In the new study, Heidrun Gevensleben and colleagues from the University Hospitals in Bonn and Berlin, Germany, for the first time comprehensively investigated the expression of the immune checkpoint marker PD-L1 on primary radical prostatectomy specimens from hormone-treatment-naive patients. “We still have a pressing clinical need for new markers that enable identification of particularly harmless or aggressive prostate cancer cases to optimize therapeutic strategies,” senior author Glen Kristiansen told Nature Reviews Urology. “In some patients, even a single marker might enable precise estimation of tumour aggressiveness and facilitate deciding between immediate therapy or active surveillance.”

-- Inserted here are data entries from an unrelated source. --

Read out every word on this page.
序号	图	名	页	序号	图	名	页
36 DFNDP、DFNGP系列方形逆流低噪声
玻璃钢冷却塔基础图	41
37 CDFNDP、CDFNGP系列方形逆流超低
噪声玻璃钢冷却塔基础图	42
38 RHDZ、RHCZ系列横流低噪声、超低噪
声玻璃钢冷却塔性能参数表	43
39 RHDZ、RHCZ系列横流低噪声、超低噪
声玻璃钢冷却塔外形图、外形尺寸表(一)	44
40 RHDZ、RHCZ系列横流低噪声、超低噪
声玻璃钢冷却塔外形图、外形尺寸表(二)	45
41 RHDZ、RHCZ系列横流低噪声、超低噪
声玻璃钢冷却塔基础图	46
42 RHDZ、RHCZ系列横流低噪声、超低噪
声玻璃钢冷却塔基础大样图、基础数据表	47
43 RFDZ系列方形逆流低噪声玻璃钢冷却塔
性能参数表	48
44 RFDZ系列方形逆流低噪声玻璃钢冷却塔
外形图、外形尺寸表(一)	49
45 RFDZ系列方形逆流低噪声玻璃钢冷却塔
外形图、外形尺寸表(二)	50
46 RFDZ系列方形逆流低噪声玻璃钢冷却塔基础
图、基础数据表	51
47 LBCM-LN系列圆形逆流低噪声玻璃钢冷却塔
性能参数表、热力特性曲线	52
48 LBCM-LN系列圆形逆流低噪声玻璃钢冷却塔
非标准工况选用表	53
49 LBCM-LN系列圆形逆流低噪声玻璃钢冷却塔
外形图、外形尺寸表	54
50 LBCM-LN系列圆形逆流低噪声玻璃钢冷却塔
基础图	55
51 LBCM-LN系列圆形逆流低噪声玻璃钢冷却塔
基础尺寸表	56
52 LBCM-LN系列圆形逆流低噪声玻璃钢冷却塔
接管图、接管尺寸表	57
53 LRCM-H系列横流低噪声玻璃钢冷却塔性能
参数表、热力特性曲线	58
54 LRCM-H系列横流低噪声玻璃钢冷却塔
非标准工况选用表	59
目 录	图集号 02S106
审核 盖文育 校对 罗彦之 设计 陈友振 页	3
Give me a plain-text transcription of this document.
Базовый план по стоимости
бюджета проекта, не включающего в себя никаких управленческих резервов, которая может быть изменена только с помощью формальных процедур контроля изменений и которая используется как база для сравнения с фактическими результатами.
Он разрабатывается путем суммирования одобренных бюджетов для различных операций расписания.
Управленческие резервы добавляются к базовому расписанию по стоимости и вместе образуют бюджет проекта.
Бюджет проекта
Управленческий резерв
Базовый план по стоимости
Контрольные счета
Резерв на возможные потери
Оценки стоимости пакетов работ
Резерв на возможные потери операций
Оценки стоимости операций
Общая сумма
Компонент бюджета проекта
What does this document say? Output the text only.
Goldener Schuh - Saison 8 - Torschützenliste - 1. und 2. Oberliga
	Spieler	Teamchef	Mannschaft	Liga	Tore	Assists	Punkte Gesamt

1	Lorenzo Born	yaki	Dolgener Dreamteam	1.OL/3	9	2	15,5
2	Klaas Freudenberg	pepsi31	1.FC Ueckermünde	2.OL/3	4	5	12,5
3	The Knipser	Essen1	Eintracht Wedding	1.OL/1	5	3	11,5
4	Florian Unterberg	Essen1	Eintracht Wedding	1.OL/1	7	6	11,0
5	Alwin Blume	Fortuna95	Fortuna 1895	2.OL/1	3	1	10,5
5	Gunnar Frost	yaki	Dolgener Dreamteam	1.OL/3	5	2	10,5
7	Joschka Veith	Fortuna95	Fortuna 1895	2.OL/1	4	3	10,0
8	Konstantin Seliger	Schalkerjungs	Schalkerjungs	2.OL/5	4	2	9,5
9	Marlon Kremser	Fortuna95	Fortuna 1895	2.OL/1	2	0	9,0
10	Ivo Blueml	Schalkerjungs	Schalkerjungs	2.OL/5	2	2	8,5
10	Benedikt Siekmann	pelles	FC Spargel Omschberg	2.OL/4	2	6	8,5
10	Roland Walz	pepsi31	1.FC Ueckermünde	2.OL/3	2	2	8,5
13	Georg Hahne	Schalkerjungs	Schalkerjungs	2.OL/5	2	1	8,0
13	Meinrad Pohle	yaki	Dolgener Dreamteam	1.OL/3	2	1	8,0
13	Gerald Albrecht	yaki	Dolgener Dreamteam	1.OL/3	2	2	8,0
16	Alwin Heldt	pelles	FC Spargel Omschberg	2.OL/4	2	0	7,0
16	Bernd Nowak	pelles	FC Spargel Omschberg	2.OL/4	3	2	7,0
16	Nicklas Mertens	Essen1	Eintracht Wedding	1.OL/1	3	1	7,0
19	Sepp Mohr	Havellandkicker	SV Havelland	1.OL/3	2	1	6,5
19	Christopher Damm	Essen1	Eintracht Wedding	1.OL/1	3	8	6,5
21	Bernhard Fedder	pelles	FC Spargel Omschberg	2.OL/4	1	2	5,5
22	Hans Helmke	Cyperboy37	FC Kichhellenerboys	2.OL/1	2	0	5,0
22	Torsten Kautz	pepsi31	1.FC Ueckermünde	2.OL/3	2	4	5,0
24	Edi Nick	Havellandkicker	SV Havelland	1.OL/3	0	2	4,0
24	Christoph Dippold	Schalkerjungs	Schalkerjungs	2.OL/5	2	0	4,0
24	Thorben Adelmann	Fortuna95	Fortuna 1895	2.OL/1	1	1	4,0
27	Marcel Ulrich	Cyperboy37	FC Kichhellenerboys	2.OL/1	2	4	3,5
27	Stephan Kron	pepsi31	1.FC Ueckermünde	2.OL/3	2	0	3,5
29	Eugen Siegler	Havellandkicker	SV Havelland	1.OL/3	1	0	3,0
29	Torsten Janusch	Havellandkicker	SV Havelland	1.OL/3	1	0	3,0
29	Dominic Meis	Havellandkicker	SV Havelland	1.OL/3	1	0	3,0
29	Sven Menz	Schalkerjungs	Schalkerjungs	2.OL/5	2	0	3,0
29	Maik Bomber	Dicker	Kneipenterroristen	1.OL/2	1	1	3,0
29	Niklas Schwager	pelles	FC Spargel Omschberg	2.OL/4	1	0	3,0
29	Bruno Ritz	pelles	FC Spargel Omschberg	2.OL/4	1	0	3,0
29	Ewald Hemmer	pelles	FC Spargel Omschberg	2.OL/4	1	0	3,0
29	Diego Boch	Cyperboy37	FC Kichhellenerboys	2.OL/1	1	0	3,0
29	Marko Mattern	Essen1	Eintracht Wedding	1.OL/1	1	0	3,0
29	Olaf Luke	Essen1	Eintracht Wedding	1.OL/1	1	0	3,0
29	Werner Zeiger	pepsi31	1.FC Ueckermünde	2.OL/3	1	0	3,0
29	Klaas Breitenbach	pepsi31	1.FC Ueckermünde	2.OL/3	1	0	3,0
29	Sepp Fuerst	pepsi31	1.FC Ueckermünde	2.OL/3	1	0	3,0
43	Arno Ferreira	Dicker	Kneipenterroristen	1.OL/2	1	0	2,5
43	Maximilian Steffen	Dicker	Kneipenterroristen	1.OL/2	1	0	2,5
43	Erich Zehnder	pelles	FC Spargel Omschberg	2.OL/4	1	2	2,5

The team started their study by validating a commercially available antibody against PD-L1 (specifically, clone EPR1161(2)) in comparison with the current standard reagent, using flow cytometric and western blot analyses. Specificity was evaluated after knockdown of PD-L1 with small interfering RNA, as well as incubation with epitope-specific blocking peptide. “Despite its weaknesses, immunohistochemistry is pivotal to visualize target molecules in their appropriate morphological context, particularly if the target is expressed by tumour and inflammatory bystander cells, as in the case of PD-L1,” comments Kristiansen.

In the next step, the researchers evaluated PD-L1 expression in two large, well-characterized sample sets of paraffin-embedded, primary radical prostatectomy specimens, using semiquantitative scoring of staining intensity by two independent assessors who were blinded to patients' clinical outcome. Men in the two cohorts had pT2 or pT3–pT4 disease and mean preoperative PSA levels of around 10 ng/ml. 47.4% and 35.4% of patients in each cohort had a Gleason score <7. In the training set and the validation set, 109 of 209 (52.2%) and 377 of 611 (61.7%) patients had moderate to high levels of PD-L1 expression, respectively. PD-L1 expression was positively correlated with expression of the proliferation marker KI-67, as well as expression of the androgen receptor.

...PD-L1 expression was an independent prognostic factor of biochemical-recurrence-free survival

To enable analysis of the relationship between PD-L1 expression and survival, patients were stratified according to median PD-L1 tumour levels, revealing that high PD-L1 expression was associated with significantly shorter biochemical-recurrence-free survival in both cohorts (P = 0.022 and P = 0.009). Multivariate analysis, including disease status, PSA levels, Gleason score and surgical margins, showed that PD-L1 expression was an independent prognostic factor of biochemical-recurrence-free survival.

“We can only speculate why such findings have not been reported before; maybe methodological differences to previous studies have enabled us to detect PD-L1 in prostate cancer,” summarizes Kristiansen. “Further studies to confirm the prognostic value of PD-L1 in cohorts of watchful-waiting patients are underway.” Importantly, these findings indicate that treatments targeting the PD-L1 pathway might be useful in men with hormone-naive prostate cancer.